Similarly, a person may wish to watch their intake of carbohydrates and have a goal for the total amount they consume daily. Where possible, an individual can replace some options with complex carbs, which are less likely to cause blood glucose spikes. For example, a person may choose whole grain bread rather than white bread and eat whole fruit rather than drinking fruit juice.

As people living with diabetes have an increased risk of high blood pressure, they can also benefit from limiting their intake of salt, saturated fats, and trans fats.

Learn more about food and diabetes.

There is no one-size-fits-all eating plan for a person with diabetes and kidney disease. Much of what a person chooses to eat will depend on the stage of their conditions, their weight, and their personal preferences.
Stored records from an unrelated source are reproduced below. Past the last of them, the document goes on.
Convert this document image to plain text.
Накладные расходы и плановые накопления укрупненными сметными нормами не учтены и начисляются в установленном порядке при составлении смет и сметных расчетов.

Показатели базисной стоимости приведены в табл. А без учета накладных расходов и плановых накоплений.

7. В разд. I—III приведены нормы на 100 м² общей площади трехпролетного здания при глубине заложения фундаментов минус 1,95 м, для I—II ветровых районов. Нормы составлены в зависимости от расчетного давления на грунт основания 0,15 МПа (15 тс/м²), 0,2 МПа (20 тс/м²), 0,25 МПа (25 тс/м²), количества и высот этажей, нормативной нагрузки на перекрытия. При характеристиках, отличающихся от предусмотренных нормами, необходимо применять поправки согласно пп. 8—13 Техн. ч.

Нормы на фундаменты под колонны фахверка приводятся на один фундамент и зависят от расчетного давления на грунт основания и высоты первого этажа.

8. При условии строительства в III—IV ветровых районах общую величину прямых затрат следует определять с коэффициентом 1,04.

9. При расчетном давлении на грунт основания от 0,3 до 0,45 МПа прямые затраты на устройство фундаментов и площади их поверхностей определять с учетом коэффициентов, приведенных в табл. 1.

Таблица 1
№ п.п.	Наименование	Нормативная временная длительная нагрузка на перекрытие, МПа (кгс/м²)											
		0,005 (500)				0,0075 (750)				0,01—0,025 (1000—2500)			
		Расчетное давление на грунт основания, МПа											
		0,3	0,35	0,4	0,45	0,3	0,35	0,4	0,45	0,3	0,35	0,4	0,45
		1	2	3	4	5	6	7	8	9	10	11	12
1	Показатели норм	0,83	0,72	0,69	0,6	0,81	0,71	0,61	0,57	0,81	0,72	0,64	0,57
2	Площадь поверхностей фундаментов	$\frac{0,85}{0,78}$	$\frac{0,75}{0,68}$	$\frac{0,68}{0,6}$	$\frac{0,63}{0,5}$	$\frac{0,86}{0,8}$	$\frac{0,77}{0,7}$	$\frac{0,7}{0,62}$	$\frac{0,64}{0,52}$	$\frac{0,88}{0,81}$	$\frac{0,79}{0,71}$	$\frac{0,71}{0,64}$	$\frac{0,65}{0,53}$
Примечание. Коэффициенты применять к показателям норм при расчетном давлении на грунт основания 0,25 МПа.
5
However, many processed foods contain added ingredients that may worsen diabetes and kidney disease. A person with these conditions may wish to prepare and cook meals themselves so that they are fully aware of the ingredients.

Although a person may feel as though having diabetes and kidney disease significantly limits their food choices, it is possible to include a wide range of food options in a balanced eating plan. In many cases, people can still enjoy similar meals and snacks, but with more nutritious alternatives or smaller portion sizes.

According to the Centers for Disease Control and Prevention (CDC), the following foods and beverages are suitable for individuals with both diabetes and kidney disease:

  • Fruits: berries, grapes, cherries, apples, and plums
  • Veggies: cauliflower, onions, eggplant, and turnips
  • Proteins: eggs, unsalted seafood, and lean meats, such as poultry and fish
  • Carbs: whole grain breads, unsalted crackers, and pasta
  • Drinks: water, clear diet sodas, and unsweetened tea

As high blood pressure and heart disease are known risk factors for both kidney disease and diabetes, a doctor or dietitian may suggest elements of a Dietary Approaches to Stop Hypertension (DASH) diet. The DASH diet aims to reduce blood pressure, and it may also lower cholesterol and aid weight management.

People can take steps to maintain their kidney health and control their blood sugars. These steps include:

Many people live with both diabetes and kidney disease. Following an eating plan that helps regulate blood sugar and minimizes stress on the kidneys can help a person manage these conditions and lower their risk of complications.

Although it is important for these individuals to limit their intake of certain foods, this approach can sometimes feel challenging. However, many foods are available that can form part of a varied and nutritious eating plan that suits individual preferences. For additional help, people can consider consulting a dietitian.